W dalszej swej części zawarte w Jałcie porozumienie zapowiadało zwrócenie zagrabionych przez Japonię Wysp Kurylskich i Sachalinu południowego Związkowi Radzieckiemu, wyzwolenie spod japońskiego panowania Korei oraz utrzymanie status quo w Mongolskiej Republice Ludowej.

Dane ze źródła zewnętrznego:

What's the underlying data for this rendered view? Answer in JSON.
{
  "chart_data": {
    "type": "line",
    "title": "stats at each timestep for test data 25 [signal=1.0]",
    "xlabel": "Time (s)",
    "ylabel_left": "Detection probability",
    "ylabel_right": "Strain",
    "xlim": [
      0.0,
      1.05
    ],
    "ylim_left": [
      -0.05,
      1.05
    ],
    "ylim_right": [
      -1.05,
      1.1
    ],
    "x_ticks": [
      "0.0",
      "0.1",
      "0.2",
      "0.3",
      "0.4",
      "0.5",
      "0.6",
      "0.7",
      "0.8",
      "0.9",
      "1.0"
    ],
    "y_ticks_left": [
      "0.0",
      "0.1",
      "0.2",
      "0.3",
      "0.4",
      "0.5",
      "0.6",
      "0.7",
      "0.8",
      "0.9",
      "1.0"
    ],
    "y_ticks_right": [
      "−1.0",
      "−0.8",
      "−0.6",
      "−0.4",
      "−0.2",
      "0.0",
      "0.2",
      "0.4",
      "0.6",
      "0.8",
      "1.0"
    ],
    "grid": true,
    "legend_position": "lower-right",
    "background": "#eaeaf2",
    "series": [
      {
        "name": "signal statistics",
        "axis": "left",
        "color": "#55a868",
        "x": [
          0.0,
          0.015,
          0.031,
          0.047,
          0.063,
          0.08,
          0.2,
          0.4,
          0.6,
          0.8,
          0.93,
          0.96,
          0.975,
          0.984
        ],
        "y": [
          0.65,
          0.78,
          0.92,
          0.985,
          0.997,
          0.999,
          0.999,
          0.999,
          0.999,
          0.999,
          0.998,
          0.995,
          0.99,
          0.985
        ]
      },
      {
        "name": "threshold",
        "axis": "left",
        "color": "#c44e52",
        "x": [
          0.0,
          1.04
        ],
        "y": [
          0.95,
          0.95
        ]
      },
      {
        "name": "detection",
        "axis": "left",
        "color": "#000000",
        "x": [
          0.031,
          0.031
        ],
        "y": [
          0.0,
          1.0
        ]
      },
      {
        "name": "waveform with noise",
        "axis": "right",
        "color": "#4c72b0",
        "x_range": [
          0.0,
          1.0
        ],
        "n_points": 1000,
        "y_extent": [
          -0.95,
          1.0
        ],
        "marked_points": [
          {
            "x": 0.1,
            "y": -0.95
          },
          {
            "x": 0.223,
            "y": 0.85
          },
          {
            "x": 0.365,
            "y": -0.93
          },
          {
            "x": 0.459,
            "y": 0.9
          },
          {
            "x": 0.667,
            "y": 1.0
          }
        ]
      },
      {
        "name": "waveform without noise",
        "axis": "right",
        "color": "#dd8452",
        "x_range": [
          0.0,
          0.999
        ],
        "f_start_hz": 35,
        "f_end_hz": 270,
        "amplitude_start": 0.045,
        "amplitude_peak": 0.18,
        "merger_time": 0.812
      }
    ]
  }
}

Na specjalnej naradzie ekspertów wojskowych, którzy towarzyszyli w Jałcie szefom rządów wielkich mocarstw, przedstawiciel Związku Radzieckiego generał armii A. Antonow dokładnie poinformował swych partnerów o problemach związanych z wypełnieniem radzieckich zobowiązań wynikających z podpisanego porozumienia W wystąpieniu swym generał Antonow szczególną uwagę zwrócił na olbrzymi" wysiłek i wielkie trudności wynikające z konieczności przerzucenia ponad miliona żołnierzy wraz z niezbędnym sprzętem bojowym, amunicją i żywnością z frontu radziecko-niemieckiego na Daleki. Wschód, a więc na odległość około dziesięciu tysięcy kilometrów

Na pytanie generała Marshalla, ile to zajmie czasu od momentu zakończenia działań wojennych w Europie, generał Antonow odparł: „Potrzeba nam będzie co najmniej trzech miesięcy”.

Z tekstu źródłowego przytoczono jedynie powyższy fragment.